D : Beaucoup de choses….

A : Il manque un public constitué de gens qui ne sont pas forcément dans le milieu. Il n’y a pas de public réceptif au rap toulousain à part les gens qui sont dedans, du coup ce sont toujours les mêmes personnes qu’on croise et qui écoutent.

D : Les événements qui fonctionnent, c’est toujours un peu la même chose, c’est toujours organisé par les mêmes personnes. C’est une galère aussi d’avoir un lieu, et de faire venir du monde, de faire les démarches. Je pense qu’il y a plein de gens qui ont essayé, mais qui ont laissé tomber pour x raisons. Mais c’est vrai que la question du public joue beaucoup. Ils sont pas prêts à payer. Les rappeurs en plus on est des shlags un peu, on aime bien rentrer sans payer par exemple.

A : Si la personne lambda, qui écoute du rap que de temps en temps, savait qu’il y avait des rappeurs sur Toulouse qui font des trucs bien, peut-être qu’elle nous écouterait comme elle écoute du Niska ou quoi. Et elle viendrait aux concerts qui l’intéressent avec d’autres gens. Pour moi, personne n’est au courant parce que c’est pas du tout mis en avant. Je pense qu’il y en a plein qui habitent Toulouse et qui ne savent même pas qu’il y a des rappeurs chauds à Toulouse.

Toulouse est un peu mis de côté par les grands médias.

DTJ : En plus, la personne lambda qui écoute de la musique est feignante. Elle ne va pas aller chercher trop loin, et elle a la flemme d’aller écouter autre chose, sauf si par exemple Mouloud Achour met l’artiste en avant.

A : C’est ça, Toulouse est un peu mis de côté par les grands médias.

D : Le problème des scènes toulousaines, c’est qu’il y a des petites scènes, il y a des grosses scènes, mais il n’y a pas de scènes intermédiaires où tu peux faire venir du monde pour que ça fasse une bonne synergie et que ça fasse de l’argent. Il y a la Dynamo mais les soirées hip-hop ne ramènent pas forcément du bif, et il faut du bif à un moment donné. Pour le rap underground, il peut y avoir un public. Mais à Toulouse il y a un peu une rupture entre deux univers dans le rap. Il y en a pour qui “autotune” c’est un gros mot, il y en a d’autres qui disent que certains sont des shlags parce qu’ils font du rap trop à l’ancienne. C’est dommage qu’il n’y ai pas de scène où ces gens-là peuvent se côtoyer. Après le rap qu’on écoute en France depuis très longtemps c’est toujours centré Île de France ou alors Marseille, et récemment la Belgique.

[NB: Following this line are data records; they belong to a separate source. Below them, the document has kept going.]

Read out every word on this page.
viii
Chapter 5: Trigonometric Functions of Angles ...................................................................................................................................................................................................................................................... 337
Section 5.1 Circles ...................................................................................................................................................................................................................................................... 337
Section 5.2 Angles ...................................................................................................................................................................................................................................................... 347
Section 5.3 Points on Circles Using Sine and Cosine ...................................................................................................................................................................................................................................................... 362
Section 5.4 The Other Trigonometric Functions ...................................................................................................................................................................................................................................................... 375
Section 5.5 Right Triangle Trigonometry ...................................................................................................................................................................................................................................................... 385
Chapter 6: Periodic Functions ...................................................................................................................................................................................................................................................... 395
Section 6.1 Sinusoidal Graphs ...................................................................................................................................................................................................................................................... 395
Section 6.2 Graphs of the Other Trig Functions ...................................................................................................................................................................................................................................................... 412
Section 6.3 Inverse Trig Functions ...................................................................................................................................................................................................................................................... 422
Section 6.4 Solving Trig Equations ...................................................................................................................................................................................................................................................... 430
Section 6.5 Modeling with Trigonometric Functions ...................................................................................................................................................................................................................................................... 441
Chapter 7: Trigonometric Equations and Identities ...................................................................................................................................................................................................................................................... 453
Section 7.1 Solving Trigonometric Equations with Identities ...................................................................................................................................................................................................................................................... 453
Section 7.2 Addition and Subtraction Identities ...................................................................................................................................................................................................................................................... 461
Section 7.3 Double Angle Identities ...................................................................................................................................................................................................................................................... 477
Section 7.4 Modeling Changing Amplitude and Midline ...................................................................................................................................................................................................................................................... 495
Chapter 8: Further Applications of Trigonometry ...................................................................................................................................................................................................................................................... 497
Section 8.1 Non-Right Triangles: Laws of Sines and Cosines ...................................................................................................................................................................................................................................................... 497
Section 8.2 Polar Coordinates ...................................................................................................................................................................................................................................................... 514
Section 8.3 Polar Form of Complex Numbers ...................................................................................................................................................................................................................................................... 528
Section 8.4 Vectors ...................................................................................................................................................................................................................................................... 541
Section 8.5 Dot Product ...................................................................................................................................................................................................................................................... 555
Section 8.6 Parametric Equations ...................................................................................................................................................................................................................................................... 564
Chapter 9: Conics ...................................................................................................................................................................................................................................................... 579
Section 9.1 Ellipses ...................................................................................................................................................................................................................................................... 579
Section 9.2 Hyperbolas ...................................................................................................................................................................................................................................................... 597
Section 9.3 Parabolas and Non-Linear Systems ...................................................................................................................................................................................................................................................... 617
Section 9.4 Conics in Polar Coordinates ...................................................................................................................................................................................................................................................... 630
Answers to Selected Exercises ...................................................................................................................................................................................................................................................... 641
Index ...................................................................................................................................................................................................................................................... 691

A : Il y a des médias qui pourraient mettre en avant le rap qu’il y a dans les villes autres que Paris et Marseille. Mais ils ne le font pas. Ils savent que le rap ça se fait de plus en plus facilement et ça se fait partout. Si tu mâches le travail au public et que tu leur fait découvrir des artistes, ça va se faire un peu tout seul. Un groupe ou rappeur monte, il parle d’autres rappeurs, et petit à petit tu en connais de plus en plus.

DTJ : Pour les gens qui ne sont pas a courant de ce qui se passe à Toulouse, vous leur conseillez d’écouter qui ?

D : Je veux passer une dédicace au Rap d’Hyere quand même. Ces mecs viennent de Hyere les Palmiers. Ils sont arrivés il n’y a pas longtemps ici mais ils sont déjà connus par tout le monde dans le rap toulousain parce qu’ils sont trop gentils, à l’écoute. Tous les mercredis ils font des mixtapes où n’importe qui peut venir rapper. Ils mettent en avant tout le monde.

A : Ils sont vraiment dans l’amour de la culture, du partage. Après, on va citer Lu’K, Carré Noir, Requin Z, KLOM, Yous MC, Oggy Nilz qui a sorti un EP qui marche bien. Mutine aussi qui a sorti un triple EP

DTJ : Dernière question, le site s’appelle “Dans Ton Jukebox”, vous mettez quoi dans votre jukebox ?

A : Moi je mets Brigitte Fontaine… Enfin je vais mettre Rage Against the Machine – Calm like a bomb plutôt.

D : Motorhead, fort. Et puis Le temps d’un ter de Mathéo Kas (Attila).